Monday, August 04, 2008

Yechiu has finally rewarded...

I read the proposed privatization of Yechiu (go here) with great satisfaction. The proposed privatization involved a voluntary general offer to acquire all the remaining 29,005,117 Share representing approximately 35.45% of the issued and paid-up share capital of the Company not already held by the Joint Offerors, at an offer price of RM2.00 per Share.

I have posted on Yechiu on November 2006, where I had noted its attractive valuation as well as the breakout of a price pattern that could have been the start of a rally in the share price (go here). To be frank, Yechiu's share price has never rallied in a convincing manner. This could be due to insufficient research coverage & following by fund managers. The tight price range & the lack of clear price trend may have deterred many retail players. See the chart below.


Chart: Yechiu' daily chart as at August 1st (source: Tradesignum.com)

Looking at the last quarterly results for 31/3/2008, we can see that Yechiu's EPS for the past 4 quarters amount to 49 sen. Based on its closing price of RM1.51 as at 30/7/2008, Yechiu was trading at a trailing PE of 3.1 times. See the 8-quarter results below.
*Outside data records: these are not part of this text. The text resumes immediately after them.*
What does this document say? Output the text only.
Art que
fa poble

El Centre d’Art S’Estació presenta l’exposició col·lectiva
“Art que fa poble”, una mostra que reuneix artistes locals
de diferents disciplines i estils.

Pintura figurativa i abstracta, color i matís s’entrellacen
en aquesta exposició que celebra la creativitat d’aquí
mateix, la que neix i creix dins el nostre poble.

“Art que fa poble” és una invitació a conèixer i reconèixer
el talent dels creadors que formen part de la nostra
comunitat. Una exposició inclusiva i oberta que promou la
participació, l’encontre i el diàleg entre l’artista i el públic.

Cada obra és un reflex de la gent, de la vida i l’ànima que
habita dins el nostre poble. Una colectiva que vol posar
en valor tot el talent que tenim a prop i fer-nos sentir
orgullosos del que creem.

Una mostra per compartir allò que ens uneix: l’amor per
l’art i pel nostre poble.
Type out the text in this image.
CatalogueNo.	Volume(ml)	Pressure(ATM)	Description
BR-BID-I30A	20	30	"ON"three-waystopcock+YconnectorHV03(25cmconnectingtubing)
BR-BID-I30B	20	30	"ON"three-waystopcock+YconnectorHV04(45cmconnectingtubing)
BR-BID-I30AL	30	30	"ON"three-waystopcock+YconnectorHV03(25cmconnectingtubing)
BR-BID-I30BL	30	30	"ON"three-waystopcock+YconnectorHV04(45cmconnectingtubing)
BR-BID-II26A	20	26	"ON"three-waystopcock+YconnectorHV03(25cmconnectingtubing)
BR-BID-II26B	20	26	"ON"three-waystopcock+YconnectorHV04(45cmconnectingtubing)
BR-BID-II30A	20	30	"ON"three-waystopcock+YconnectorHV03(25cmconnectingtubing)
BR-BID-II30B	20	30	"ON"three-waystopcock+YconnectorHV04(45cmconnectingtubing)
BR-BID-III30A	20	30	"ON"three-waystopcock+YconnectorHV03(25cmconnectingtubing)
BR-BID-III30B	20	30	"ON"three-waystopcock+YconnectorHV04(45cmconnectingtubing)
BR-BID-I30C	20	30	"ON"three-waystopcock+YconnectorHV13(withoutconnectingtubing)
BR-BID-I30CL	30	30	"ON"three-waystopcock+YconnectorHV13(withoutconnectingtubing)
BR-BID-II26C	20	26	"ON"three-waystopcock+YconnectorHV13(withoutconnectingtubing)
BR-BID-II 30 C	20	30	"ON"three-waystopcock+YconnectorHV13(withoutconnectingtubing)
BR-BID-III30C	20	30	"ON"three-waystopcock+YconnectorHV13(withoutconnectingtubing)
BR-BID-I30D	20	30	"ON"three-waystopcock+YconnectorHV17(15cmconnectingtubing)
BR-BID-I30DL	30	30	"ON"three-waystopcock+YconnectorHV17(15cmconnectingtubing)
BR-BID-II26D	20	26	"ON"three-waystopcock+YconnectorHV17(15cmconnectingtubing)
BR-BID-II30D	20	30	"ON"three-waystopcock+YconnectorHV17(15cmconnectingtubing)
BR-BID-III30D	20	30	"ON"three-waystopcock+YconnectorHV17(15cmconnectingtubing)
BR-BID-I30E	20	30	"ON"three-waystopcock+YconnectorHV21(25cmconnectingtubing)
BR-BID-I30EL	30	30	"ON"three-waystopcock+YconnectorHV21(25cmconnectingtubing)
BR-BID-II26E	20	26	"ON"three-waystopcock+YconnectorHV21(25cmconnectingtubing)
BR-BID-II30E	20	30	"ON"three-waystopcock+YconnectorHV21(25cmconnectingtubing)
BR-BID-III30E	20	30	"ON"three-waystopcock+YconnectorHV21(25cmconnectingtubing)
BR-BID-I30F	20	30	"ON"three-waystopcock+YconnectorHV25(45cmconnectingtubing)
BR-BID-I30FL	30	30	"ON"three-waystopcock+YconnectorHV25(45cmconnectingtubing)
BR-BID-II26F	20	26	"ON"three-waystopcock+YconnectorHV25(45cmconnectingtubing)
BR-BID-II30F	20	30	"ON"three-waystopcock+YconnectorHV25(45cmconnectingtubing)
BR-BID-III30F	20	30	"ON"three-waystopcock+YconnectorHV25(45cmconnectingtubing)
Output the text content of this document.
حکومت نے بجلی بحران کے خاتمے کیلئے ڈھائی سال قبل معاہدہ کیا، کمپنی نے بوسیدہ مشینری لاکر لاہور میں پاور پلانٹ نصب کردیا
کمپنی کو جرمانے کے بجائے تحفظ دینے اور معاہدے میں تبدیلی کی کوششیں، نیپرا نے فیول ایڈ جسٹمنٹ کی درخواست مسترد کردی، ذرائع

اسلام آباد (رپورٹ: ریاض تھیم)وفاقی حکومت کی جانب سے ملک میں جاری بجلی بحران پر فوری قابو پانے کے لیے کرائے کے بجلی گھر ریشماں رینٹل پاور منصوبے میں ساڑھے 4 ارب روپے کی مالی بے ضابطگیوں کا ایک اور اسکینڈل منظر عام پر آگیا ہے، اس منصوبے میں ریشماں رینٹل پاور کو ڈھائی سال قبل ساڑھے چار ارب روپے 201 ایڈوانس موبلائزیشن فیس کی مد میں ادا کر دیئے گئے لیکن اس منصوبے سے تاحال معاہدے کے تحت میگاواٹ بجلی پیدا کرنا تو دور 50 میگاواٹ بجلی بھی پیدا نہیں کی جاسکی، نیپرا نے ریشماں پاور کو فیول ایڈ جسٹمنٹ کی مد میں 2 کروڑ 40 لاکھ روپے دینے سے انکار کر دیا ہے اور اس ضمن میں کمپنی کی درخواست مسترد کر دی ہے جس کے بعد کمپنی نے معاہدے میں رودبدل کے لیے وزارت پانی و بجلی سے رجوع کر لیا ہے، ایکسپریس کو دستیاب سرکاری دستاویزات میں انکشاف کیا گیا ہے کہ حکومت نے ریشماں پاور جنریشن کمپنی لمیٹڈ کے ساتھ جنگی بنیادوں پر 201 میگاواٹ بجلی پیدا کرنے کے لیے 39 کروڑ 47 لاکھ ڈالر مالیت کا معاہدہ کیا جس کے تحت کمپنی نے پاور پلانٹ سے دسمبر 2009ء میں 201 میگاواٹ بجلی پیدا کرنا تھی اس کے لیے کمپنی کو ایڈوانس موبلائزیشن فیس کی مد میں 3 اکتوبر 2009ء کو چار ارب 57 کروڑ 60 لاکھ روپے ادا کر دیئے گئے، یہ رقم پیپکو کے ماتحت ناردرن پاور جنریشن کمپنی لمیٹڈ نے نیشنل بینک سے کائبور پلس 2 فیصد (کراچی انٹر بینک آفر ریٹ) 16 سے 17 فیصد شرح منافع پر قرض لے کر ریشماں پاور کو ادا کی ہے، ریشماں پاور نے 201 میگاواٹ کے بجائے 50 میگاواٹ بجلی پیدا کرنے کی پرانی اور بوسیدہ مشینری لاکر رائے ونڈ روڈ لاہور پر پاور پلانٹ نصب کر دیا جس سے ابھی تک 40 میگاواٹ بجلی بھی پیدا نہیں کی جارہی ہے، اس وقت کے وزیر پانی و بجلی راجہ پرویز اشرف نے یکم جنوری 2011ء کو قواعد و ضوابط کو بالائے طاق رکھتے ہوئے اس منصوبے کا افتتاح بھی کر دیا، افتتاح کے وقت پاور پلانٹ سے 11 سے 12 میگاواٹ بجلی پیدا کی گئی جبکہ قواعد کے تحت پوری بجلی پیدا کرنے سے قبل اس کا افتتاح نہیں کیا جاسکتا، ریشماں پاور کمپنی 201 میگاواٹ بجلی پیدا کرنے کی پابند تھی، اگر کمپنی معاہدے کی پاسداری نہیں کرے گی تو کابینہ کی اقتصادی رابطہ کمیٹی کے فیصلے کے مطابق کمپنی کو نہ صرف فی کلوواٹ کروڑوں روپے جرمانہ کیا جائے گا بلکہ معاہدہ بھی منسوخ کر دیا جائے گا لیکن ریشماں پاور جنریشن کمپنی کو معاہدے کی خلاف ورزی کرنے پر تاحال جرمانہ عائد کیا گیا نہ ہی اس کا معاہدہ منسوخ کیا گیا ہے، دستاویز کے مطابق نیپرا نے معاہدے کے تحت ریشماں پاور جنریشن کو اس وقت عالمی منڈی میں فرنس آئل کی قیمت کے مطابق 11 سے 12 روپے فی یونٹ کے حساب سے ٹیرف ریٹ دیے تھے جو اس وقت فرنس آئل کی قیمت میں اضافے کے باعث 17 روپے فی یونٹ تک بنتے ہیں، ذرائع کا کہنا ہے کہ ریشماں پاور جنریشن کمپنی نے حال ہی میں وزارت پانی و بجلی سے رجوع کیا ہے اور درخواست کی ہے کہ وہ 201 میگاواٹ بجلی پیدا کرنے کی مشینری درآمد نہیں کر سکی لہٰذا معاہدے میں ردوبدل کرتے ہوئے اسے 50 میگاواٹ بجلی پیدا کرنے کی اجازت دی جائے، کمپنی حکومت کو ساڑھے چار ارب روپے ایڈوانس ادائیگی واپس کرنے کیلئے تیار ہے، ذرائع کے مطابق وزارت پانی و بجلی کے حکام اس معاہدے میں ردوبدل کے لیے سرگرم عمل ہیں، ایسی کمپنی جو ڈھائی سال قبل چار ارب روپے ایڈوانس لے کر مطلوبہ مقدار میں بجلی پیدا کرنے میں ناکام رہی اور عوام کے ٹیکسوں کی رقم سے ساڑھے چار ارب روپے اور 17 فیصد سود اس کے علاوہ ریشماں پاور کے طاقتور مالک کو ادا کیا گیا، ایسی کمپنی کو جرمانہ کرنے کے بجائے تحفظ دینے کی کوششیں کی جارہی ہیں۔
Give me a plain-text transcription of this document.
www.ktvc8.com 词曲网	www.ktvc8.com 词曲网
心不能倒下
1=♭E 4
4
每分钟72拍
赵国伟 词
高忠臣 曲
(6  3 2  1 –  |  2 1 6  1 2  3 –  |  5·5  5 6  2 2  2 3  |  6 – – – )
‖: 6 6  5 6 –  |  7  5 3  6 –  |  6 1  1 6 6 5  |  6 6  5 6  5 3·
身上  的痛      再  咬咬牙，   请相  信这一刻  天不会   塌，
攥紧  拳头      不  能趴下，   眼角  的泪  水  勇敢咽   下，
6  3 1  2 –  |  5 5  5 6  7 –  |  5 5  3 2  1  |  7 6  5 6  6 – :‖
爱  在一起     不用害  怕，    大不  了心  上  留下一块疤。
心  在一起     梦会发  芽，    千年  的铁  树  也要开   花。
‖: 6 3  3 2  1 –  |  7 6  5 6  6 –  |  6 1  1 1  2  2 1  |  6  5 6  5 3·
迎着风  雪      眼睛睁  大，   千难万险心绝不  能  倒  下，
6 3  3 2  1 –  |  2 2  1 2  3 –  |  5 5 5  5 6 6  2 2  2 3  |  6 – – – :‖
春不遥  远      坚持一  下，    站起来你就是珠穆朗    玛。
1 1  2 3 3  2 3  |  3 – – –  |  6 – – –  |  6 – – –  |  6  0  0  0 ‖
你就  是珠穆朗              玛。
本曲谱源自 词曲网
Yechiu's proposed privatization provides a good example that a thorough fundamental analysis can uncover good stocks at attractive valuation. This is in sharp contrast to the case of Axis, where a careful study of the account should raise serious doubts about the company's financial position. Unfortunately, there are many cases where the accounting problem will spring a surprise because one could not discover the problem through the account. It is in these latter cases that we need to rely on protective stops to safeguard our capital.